The big films do not need any help. They soar or crash on their own merit, but the small films suffer for lack of financial support, good publicity and distribution.

When I wanted to study the technical aspects of television in undergraduate school, a professor said, "Oh, don't bother. They will never let a woman touch the equipment in a TV studio."

A few years later, I got the FCC license required at the time, and became a broadcast engineer. In that position, I worked at the transmitter site for a small station in Corpus Christi, TX, until it went remote. Then, I ran the entire studio single handily on Sunday mornings. So, I learned, and I touched the equipment. That laid the ground work for my association with the movie industry and as a teacher of cinema.

So, what I was basically trying to say in the previous posts is, if the Academy is going to do a TV show, then do a TV show. If they want to honor their own and have a major television show, they need to stop, re-evaluate their mission statements and adopt some newer approaches.

I really think the biggest problem is that The Academy-Award industry, and it is a huge industry, has grown so large it is impossible to successfully reach their mission statement for both offering an evening of spectacular entertainment (show), and generating revue (business), while honoring their own in a dignified way all at the same time.

It is not pleasing or dignified for everything during the show to be executed in a rush, rush, manner, clip, clip, hurry, hurry.
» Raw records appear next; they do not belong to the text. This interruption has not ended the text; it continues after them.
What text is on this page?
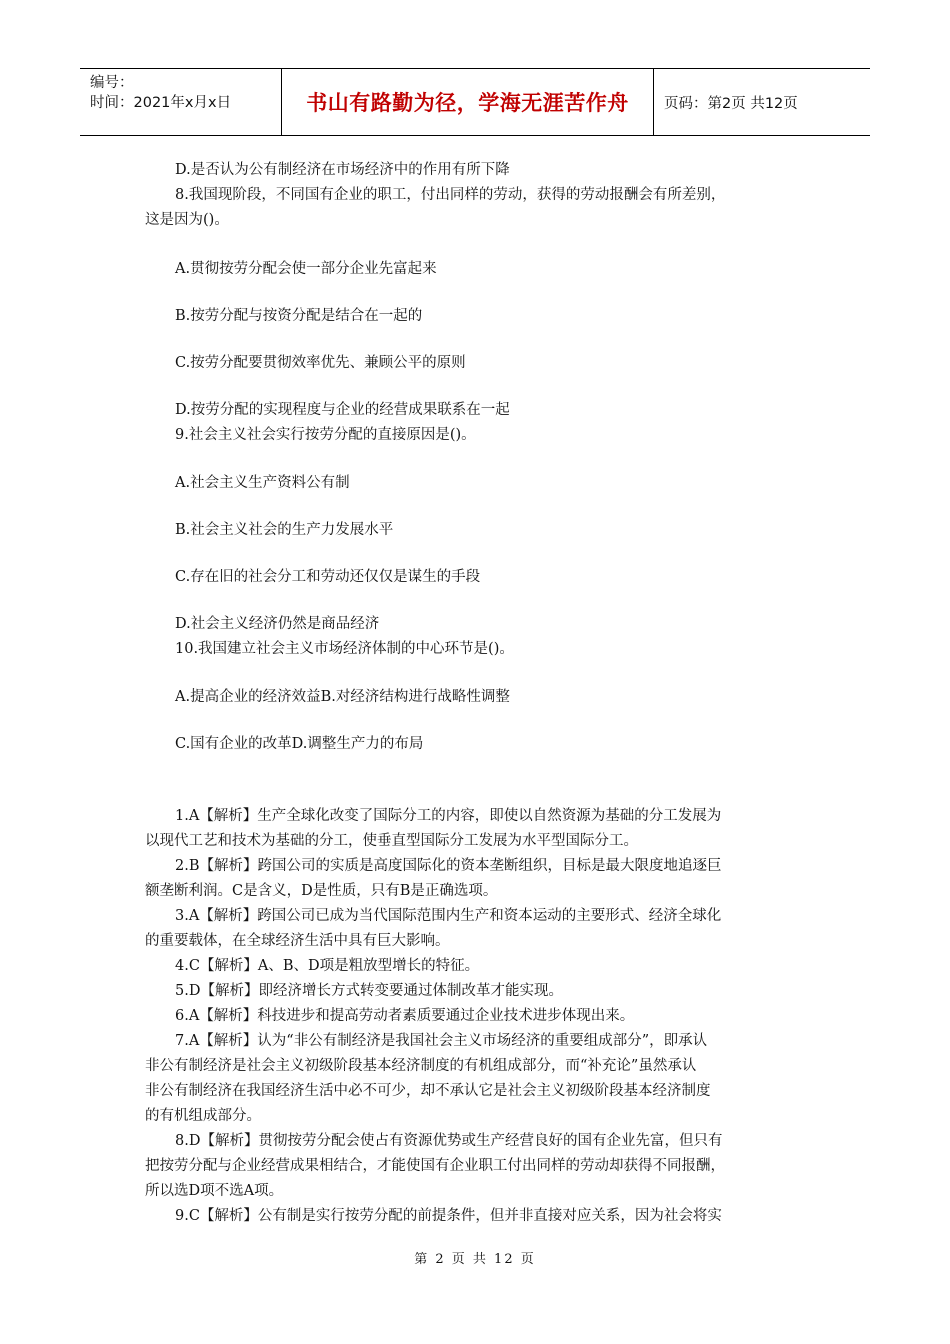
编号：
时间：2021年x月x日	书山有路勤为径，学海无涯苦作舟 页码：第2页 共12页
D.是否认为公有制经济在市场经济中的作用有所下降
8.我国现阶段，不同国有企业的职工，付出同样的劳动，获得的劳动报酬会有所差别，
这是因为()。
A.贯彻按劳分配会使一部分企业先富起来
B.按劳分配与按资分配是结合在一起的
C.按劳分配要贯彻效率优先、兼顾公平的原则
D.按劳分配的实现程度与企业的经营成果联系在一起
9.社会主义社会实行按劳分配的直接原因是()。
A.社会主义生产资料公有制
B.社会主义社会的生产力发展水平
C.存在旧的社会分工和劳动还仅仅是谋生的手段
D.社会主义经济仍然是商品经济
10.我国建立社会主义市场经济体制的中心环节是()。
A.提高企业的经济效益B.对经济结构进行战略性调整
C.国有企业的改革D.调整生产力的布局
1.A【解析】生产全球化改变了国际分工的内容，即使以自然资源为基础的分工发展为
以现代工艺和技术为基础的分工，使垂直型国际分工发展为水平型国际分工。
2.B【解析】跨国公司的实质是高度国际化的资本垄断组织，目标是最大限度地追逐巨
额垄断利润。C是含义，D是性质，只有B是正确选项。
3.A【解析】跨国公司已成为当代国际范围内生产和资本运动的主要形式、经济全球化
的重要载体，在全球经济生活中具有巨大影响。
4.C【解析】A、B、D项是粗放型增长的特征。
5.D【解析】即经济增长方式转变要通过体制改革才能实现。
6.A【解析】科技进步和提高劳动者素质要通过企业技术进步体现出来。
7.A【解析】认为“非公有制经济是我国社会主义市场经济的重要组成部分”，即承认
非公有制经济是社会主义初级阶段基本经济制度的有机组成部分，而“补充论”虽然承认
非公有制经济在我国经济生活中必不可少，却不承认它是社会主义初级阶段基本经济制度
的有机组成部分。
8.D【解析】贯彻按劳分配会使占有资源优势或生产经营良好的国有企业先富，但只有
把按劳分配与企业经营成果相结合，才能使国有企业职工付出同样的劳动却获得不同报酬，
所以选D项不选A项。
9.C【解析】公有制是实行按劳分配的前提条件，但并非直接对应关系，因为社会将实
第 2 页 共 12 页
It stresses the people involved, and it stresses the viewers to watch their favorites being forced off mike by music with ever increasing in volume. It is not dignified. They may as well get a stick with a hook on the end.

This year's broadcast was full of hurry, hurry, and awkward moments. The pace of the broadcast should be varied and the show progresses, ebbing and flowing, not jerking, racing at one moment and dragging the next.

There may be a way to increase ratings, revenue, and offer the viewers a more relaxed, pleasant and entertaining broadcast. Well, not only one broadcast. Perhaps, the Academy should consider three or four. Why not? The Emmy Awards have already done that, and successfully. I can't see why ABC would not like that approach. Again, think logistics, which is the hot current business buzzword.

Also, I agree that to watch the broadcast on Sunday is really an imposition on those working during the week. I once attended when I was working, and I feel your pain. What is wrong with a Saturday night?

Thank you all for your comments and I welcome more.